One very old night, two wise men and a wise Latino woman were prospecting for oil in a demilitarized zone. They had stopped for some bumps of frankincense when, all of a sudden, a faggot with wings chasséd out from behind a sand dune.

"Be amazed, for I am a Faggot of the Lord bearing tidings of Fabulous News! To you is born this day in the City of David a Savior, who is the Messiah, the Lord! The King of Kings. The Son of God, sent to bring Peace and Love to this demilitarized zone. Other people are gonna move here just to raise their kids in this demilitarized zone. It'll be paradise again! But only if you and all of your friends believes in him."

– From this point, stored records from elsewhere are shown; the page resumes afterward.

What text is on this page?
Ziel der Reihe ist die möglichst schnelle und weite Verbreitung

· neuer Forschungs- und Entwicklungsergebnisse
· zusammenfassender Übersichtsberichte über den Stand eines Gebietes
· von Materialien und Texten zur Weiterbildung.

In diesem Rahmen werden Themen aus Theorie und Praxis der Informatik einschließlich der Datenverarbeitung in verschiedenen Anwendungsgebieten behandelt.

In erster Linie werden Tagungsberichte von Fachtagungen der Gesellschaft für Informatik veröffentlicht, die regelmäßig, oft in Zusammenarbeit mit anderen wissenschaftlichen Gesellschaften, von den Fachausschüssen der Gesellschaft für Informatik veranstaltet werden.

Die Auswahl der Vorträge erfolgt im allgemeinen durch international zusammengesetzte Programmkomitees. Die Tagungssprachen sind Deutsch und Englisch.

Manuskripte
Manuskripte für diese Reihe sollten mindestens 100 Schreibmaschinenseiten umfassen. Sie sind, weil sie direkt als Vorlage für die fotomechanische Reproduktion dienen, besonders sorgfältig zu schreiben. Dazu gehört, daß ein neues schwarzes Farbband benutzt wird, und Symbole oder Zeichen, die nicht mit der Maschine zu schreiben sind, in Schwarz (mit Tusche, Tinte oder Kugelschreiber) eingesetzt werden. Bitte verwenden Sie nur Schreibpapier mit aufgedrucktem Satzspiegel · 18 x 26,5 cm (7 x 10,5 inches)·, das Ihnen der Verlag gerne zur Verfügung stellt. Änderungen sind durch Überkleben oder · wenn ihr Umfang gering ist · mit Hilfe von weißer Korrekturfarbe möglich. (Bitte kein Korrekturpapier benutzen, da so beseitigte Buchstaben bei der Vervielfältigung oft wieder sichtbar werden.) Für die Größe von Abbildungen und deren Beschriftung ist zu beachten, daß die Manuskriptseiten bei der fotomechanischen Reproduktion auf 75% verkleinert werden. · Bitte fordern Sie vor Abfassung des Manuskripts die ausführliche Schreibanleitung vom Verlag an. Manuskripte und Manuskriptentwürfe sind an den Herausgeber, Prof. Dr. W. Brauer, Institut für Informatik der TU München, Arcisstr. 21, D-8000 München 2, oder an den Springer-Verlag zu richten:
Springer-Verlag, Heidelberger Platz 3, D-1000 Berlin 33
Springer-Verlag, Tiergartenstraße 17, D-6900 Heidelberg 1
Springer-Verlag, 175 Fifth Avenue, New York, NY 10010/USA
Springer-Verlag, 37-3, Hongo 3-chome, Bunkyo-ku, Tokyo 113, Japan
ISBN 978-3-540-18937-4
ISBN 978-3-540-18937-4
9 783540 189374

"This sounds like a pyramid scheme," observed the wise Latino woman.

"I gonna bitch-smite yo ass. Just kidding! Ha ha ha. It's about love. HE LOVES YOU! I just told you there's a messiah baby out there who loves you. Now here's what you're gonna do about it: travel to the City of David, guided by light of yonder star. There will you find the babe, swaddled in swaddling amongst humble barnyard animals. Make him presents of frankincense, myrrh, and any other Schedule I spices you're hiding in that camel's ass. Now go and spread the Fabulous News: the Savior is born!"

And as he came, the faggot left: skipping like a gay little faggot. The three wise people, having some experience with these sorts of situations, mounted their caravan for the twinkling pink star hung high in the North sky.

Movement Two

In a demilitarized zone not too far away, three child service workers were servicing children...
that's all i got. happy 2010 everybody!

Friday, January 01, 2010

Yesterday's Gone But Where Is Tomorrow?

the hotel room i was in this time last year feels like a metaphor now. meaning displacement. and soul-crushing unhappiness. and change. it's a kindof clumsy metaphor. so i suppose it suites my clumsy existence this time last year.

i owe 2009 to a lot of people. my sister gets credit for bringing me home (and a million other wonderful things). there is a polish couple in new zealand who helped me out before i left, and a haitian cab driver who helped me when i arrived. friends of mine were good to me (special mention to ben, adam, ross) and the new friends in my life are so important, whether i am brave enough to tell them or (more often) not. my mom and dad never loose faith, at least not to my face. to miguel i owe my job. and there are people i cannot thank by name or in person (the bravery issue again). they will just have to guess that i was secretly in love with them all along and suffered deeply behind my politeness. thanks to everyone for everything. i am a team effort and i hope my sponsors are proud.

i'm searching for a metaphor to describe my existence this new year's eve. i have a lot of interesting things to say but i need to think about them more. i'll try to tell you another time. when we're better people.